Floating Point Imprecision

If you are working with financial data one thing you need to have a decent grasp on is the idea of floating point imprecision.

What is floating point imprecision?

Floating point imprecision stems from the problem of trying to store numbers like 1/10 or (.10) in a computer with a binary number system with a finite amount of numbers.

Why does the computer have trouble storing the number .10 in binary? This is actually not an issue with the computer but a mathmatical consquence of using a binary number system.

To illustrate, lets go over a fractional number that behaves the same way in our decimal number system…

How do you express the fraction 1/3 in decimal? You probably know that dividing 1 by 3 gives .333333333 with the 3 repeating forever. To precisely express this number you would need a number system with an infinite amount of numbers.

Due to the way in which binary works .10 is such a number for binary. What would .10 look like in binary?

0.00011001100110011001100110011001100110011001100110011001100110...

So, as you can see, to properly represent this number we would need an infinite amount of numbers after the binary point. Obviously, we do not have an infinite amount of space available in a computer and so the computer must calculate an approximate value.

It turns out that most fractional decimals cannot be represented precisely in binary and so there are a lot of fractional decimals that are approximated when stored in the computer.

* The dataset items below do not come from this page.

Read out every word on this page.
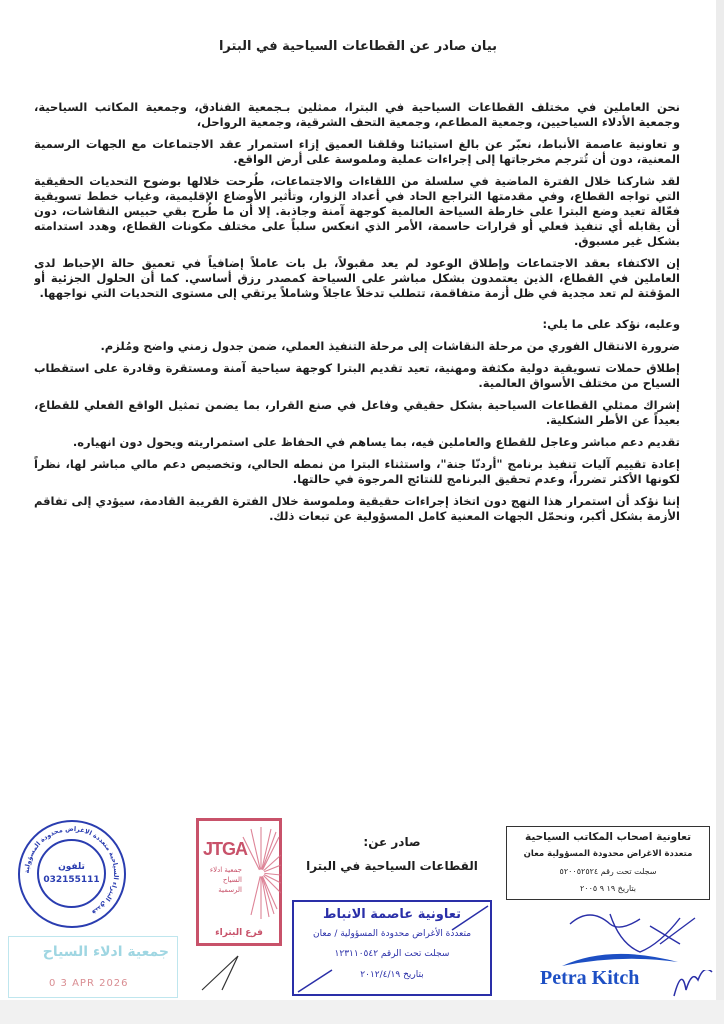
بيان صادر عن القطاعات السياحية في البترا

نحن العاملين في مختلف القطاعات السياحية في البترا، ممثلين بـجمعية الفنادق، وجمعية المكاتب السياحية، وجمعية الأدلاء السياحيين، وجمعية المطاعم، وجمعية التحف الشرقية، وجمعية الرواحل،

و تعاونية عاصمة الأنباط، نعبّر عن بالغ استيائنا وقلقنا العميق إزاء استمرار عقد الاجتماعات مع الجهات الرسمية المعنية، دون أن تُترجم مخرجاتها إلى إجراءات عملية وملموسة على أرض الواقع.

لقد شاركنا خلال الفترة الماضية في سلسلة من اللقاءات والاجتماعات، طُرحت خلالها بوضوح التحديات الحقيقية التي تواجه القطاع، وفي مقدمتها التراجع الحاد في أعداد الزوار، وتأثير الأوضاع الإقليمية، وغياب خطط تسويقية فعّالة تعيد وضع البترا على خارطة السياحة العالمية كوجهة آمنة وجاذبة. إلا أن ما طُرح بقي حبيس النقاشات، دون أن يقابله أي تنفيذ فعلي أو قرارات حاسمة، الأمر الذي انعكس سلباً على مختلف مكونات القطاع، وهدد استدامته بشكل غير مسبوق.

إن الاكتفاء بعقد الاجتماعات وإطلاق الوعود لم يعد مقبولاً، بل بات عاملاً إضافياً في تعميق حالة الإحباط لدى العاملين في القطاع، الذين يعتمدون بشكل مباشر على السياحة كمصدر رزق أساسي. كما أن الحلول الجزئية أو المؤقتة لم تعد مجدية في ظل أزمة متفاقمة، تتطلب تدخلاً عاجلاً وشاملاً يرتقي إلى مستوى التحديات التي نواجهها.

وعليه، نؤكد على ما يلي:

ضرورة الانتقال الفوري من مرحلة النقاشات إلى مرحلة التنفيذ العملي، ضمن جدول زمني واضح ومُلزم.

إطلاق حملات تسويقية دولية مكثفة ومهنية، تعيد تقديم البترا كوجهة سياحية آمنة ومستقرة وقادرة على استقطاب السياح من مختلف الأسواق العالمية.

إشراك ممثلي القطاعات السياحية بشكل حقيقي وفاعل في صنع القرار، بما يضمن تمثيل الواقع الفعلي للقطاع، بعيداً عن الأطر الشكلية.

تقديم دعم مباشر وعاجل للقطاع والعاملين فيه، بما يساهم في الحفاظ على استمراريته ويحول دون انهياره.

إعادة تقييم آليات تنفيذ برنامج "أردنّا جنة"، واستثناء البترا من نمطه الحالي، وتخصيص دعم مالي مباشر لها، نظراً لكونها الأكثر تضرراً، وعدم تحقيق البرنامج للنتائج المرجوة في حالتها.

إننا نؤكد أن استمرار هذا النهج دون اتخاذ إجراءات حقيقية وملموسة خلال الفترة القريبة القادمة، سيؤدي إلى تفاقم الأزمة بشكل أكبر، ونحمّل الجهات المعنية كامل المسؤولية عن تبعات ذلك.

فندق البتراء السياحية متعددة الاغراض محدودة المسؤولية
تلفون
032155111
جمعية ادلاء السياح
0 3 APR 2026
JTGA
جمعية ادلاء السياح الرسمية
فرع البتراء
صادر عن:
القطاعات السياحية في البترا
تعاونية عاصمة الانباط
متعددة الأغراض محدودة المسؤولية / معان
سجلت تحت الرقم ١٢٣١١٠٥٤٢
بتاريخ ٢٠١٢/٤/١٩
تعاونية اصحاب المكاتب السياحية
متعددة الاغراض محدودة المسؤولية معان
سجلت تحت رقم ٥٢٠٠٥٢٥٢٤
بتاريخ ١٩ ٩ ٢٠٠٥
Petra Kitch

What this all means is that if you are storing currency as a float then most of the calculations you are performing are not entirely correct. Let’s take a look at this simple C program to prove what I mean. As part of the example lets say that you use variables a and b to represent $.33 and $.10 respectively.

#include <stdio.h>

int main(void)
{


    float a = .33;
    float b = .10;

    float c = a + b;

    printf("%.2f\n", c);
}

You compile and run your program and C gives you back

> 0.43

You think that everything is good, because $0.33 + $0.10 does indeed equal $0.43. However, what you cant see is that the number returned to you is not actually .43. Let’s change our printf statement to printf("%.100f\n", c); so that C will show 100 numbers after the decimal point and then re-run our code:

>0.4300000071525573730468750000000000000000000000000000000000000000000000000000000000000000000000000000

Now you can see the problem. Your number is not at all .43! This example wouldn’t show rounding errors that you would quickly notice. However, what if we changed variable b from .10 to 1000000.00 in order to represent us adding 33 cents to 1 million dollars?

The number we get back would be after running the program with that change would be:

>1000000.3125000000000000000000000000000000000000000000000000000000000000000000000000000000000000000000000000

Wow! And that is how quickly you can start performing calculations where people start to notice things like several cents missing. This is why you should NEVER store currency using a floating point data type!

So, What’s the Solution?

Many modern programming lanuages have a special decimal data type that you can use to calculate currency with more exact precision. If you are using an older lanuage like C that doesn’t have a decimal data type built in then you can use integers to store currency by recording everything in cents.

As the below program shows you can use the float type to input and then print your currency. The main thing to avoid is performing any operations on your currency unless its stored as an integer.

#include <stdio.h>
#include <math.h>

int main(void)
{

    float a,b;
    int money1, money2, money3;
    float x, y, z;

    a = .33;
    b = 1000000.00;


    x = .33;
    y = 1000000.00;
    z = x + y;

    money1 = round(a * 100);
    money2 = round(b * 100);
    money3 = money1 + money2;

    printf("Using integers the result of adding .33 and 1,000,000.00 is: %.2f\n", money3 / 100.0);
    printf("Using floats the result .33 and 1,000,000.00 is: %.2f\n", z);

}

This program prints out the following results:

> Using integers the result of adding .33 and 1,000,000.00 is: 1000000.33
> Using floats the result .33 and 1,000,000.00 is: 1000000.31

Be sure to let me know any tips you have about storing currencies or if you see any issues with the above! I am fascinated with learning as much as possible about the best techniques for handling currency and about any of the gotchas along the way!